Los Tentaculos de la Libélula
starts off with slow-paced piano arpeggios and a heavily effected, textural guitar sound. It sounds very sentimental, very appropriate for a sad, dreary kind of movie. The guitar drones throughout it, and the track is filled with static sounds. The piano is very minimalistic, but the chords played are really quite emotive. Song ends in a mess of texture and sounds, with drones in the background to accompany it. This is the best track the album has to offer and is actually just perfect, in general.
Starting off with jazzy, sentimental piano chords and more guitar textures is Lorentz
. The musical upside is that there is a walking acoustic bass in this track. It’s not very noticeable but adds to the song quite well and works right along with the piano. Omar lets the piano and bass do their thing while adding gentle guitar textures in the background. Ultimately a very nice track, a sort of jazzy version of Tentaculos. It ends the same way it starts and is throughout the track, but in comparison to the rest of the material on this album, it’s one of the better songs.
Initial Thoughts Concluding Solar Gambling’s Pros and Cons:
One of the positive aspects of this album is the notion it suggests; you can tell(and hear for that matter) that Omar is interested in not dominating the mix and is refraining from tactless effects and overly wah-drenched guitar solos. The keys, the bass, any instrument has free space to make itself noticed, to drive the song.
The problem is they don’t.
While the drums drive Locomocion Capilar very well, and the piano plays an important part in the ambient songs, there is no virtuosity displayed on Solar. Forget virtuosity, there’s no personality
in the instruments. On past records, Omar has been surrounded by a thick, powerful rhythm section. However instead you are treated to a bass which a. Lacks any rhythmic ability or depth and b. Contains almost no melodic hooks, virtually copying the guitar. While there are little rhythmic stutters and cool parts in the drums, they lack the complexity and power of Thomas Pridgen’s drumming or the personality, groovy drumming of Jon Theodore. The only upside to the drums is that they fit the generic, dreary style of the album.

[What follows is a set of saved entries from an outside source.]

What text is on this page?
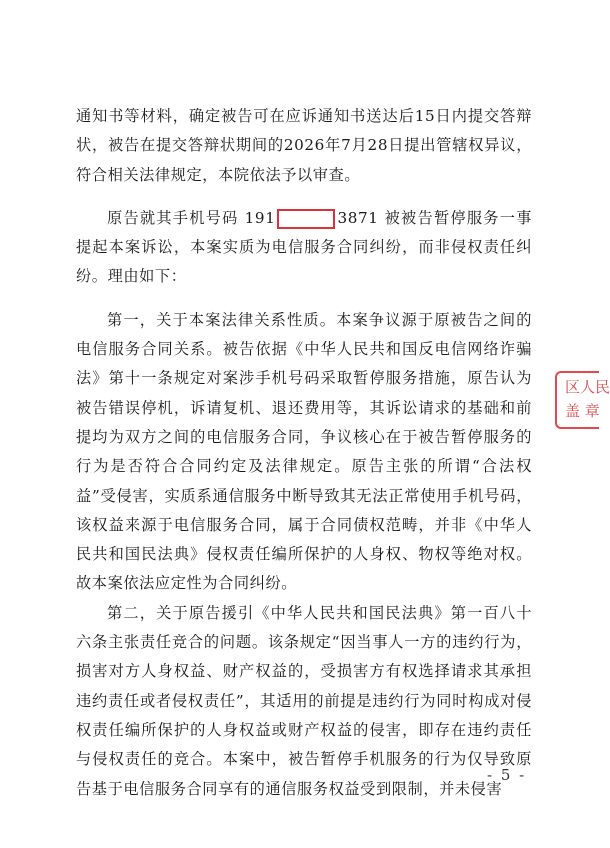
通知书等材料，确定被告可在应诉通知书送达后15日内提交答辩状，被告在提交答辩状期间的2026年7月28日提出管辖权异议，符合相关法律规定，本院依法予以审查。

原告就其手机号码 191	3871 被被告暂停服务一事提起本案诉讼，本案实质为电信服务合同纠纷，而非侵权责任纠纷。理由如下：

第一，关于本案法律关系性质。本案争议源于原被告之间的电信服务合同关系。被告依据《中华人民共和国反电信网络诈骗法》第十一条规定对案涉手机号码采取暂停服务措施，原告认为被告错误停机，诉请复机、退还费用等，其诉讼请求的基础和前提均为双方之间的电信服务合同，争议核心在于被告暂停服务的行为是否符合合同约定及法律规定。原告主张的所谓“合法权益”受侵害，实质系通信服务中断导致其无法正常使用手机号码，该权益来源于电信服务合同，属于合同债权范畴，并非《中华人民共和国民法典》侵权责任编所保护的人身权、物权等绝对权。故本案依法应定性为合同纠纷。

第二，关于原告援引《中华人民共和国民法典》第一百八十六条主张责任竞合的问题。该条规定“因当事人一方的违约行为，损害对方人身权益、财产权益的，受损害方有权选择请求其承担违约责任或者侵权责任”，其适用的前提是违约行为同时构成对侵权责任编所保护的人身权益或财产权益的侵害，即存在违约责任与侵权责任的竞合。本案中，被告暂停手机服务的行为仅导致原告基于电信服务合同享有的通信服务权益受到限制，并未侵害

区人民
盖 章
- 5 -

The thing about the instrumental work on Solar Gambling, is that it doesn’t do any harm to the music. Omar’s compositions on this album are mellower, less complex, and minimalistic so that there is more space for general atmosphere. While one may complain about Ximena’s voice being gratingly conventional, her soft voice fits beautifully into the mix, with the exception of the harder songs where she sounds extremely out of place. The rhythm section hooks and power are not present, because they’re not necessary. So the record is well-written in that sense.
What’s vital for Omar’s future albums if he continues pursuing this current musical route, is him learning how to keep his music restraint and tight, without making it anti-climactic. The reason why Deloused in The Comatorium
was it’s ability to exercise the ridiculous, the perfection of that Omar Rodriguez-Lopez “freak-out”, while remaining an ambitiously tight, well-produced, and wonderfully written record. Solar Gambling is just not fun
. The songs don’t build, they don’t explode, they don’t have any sort of change in dynamics throughout the songs. There’s a difference between restraint and watering down.
Conclusion: Bring Back Cedric
Anybody get the feeling that Cedric is the main reason why Omar’s music is so good? Whateva, I know how pumped he gets about making a crazy ass record, so ditch your girlfriend, get back to banging Cedric, and please…..keep away from conventional music.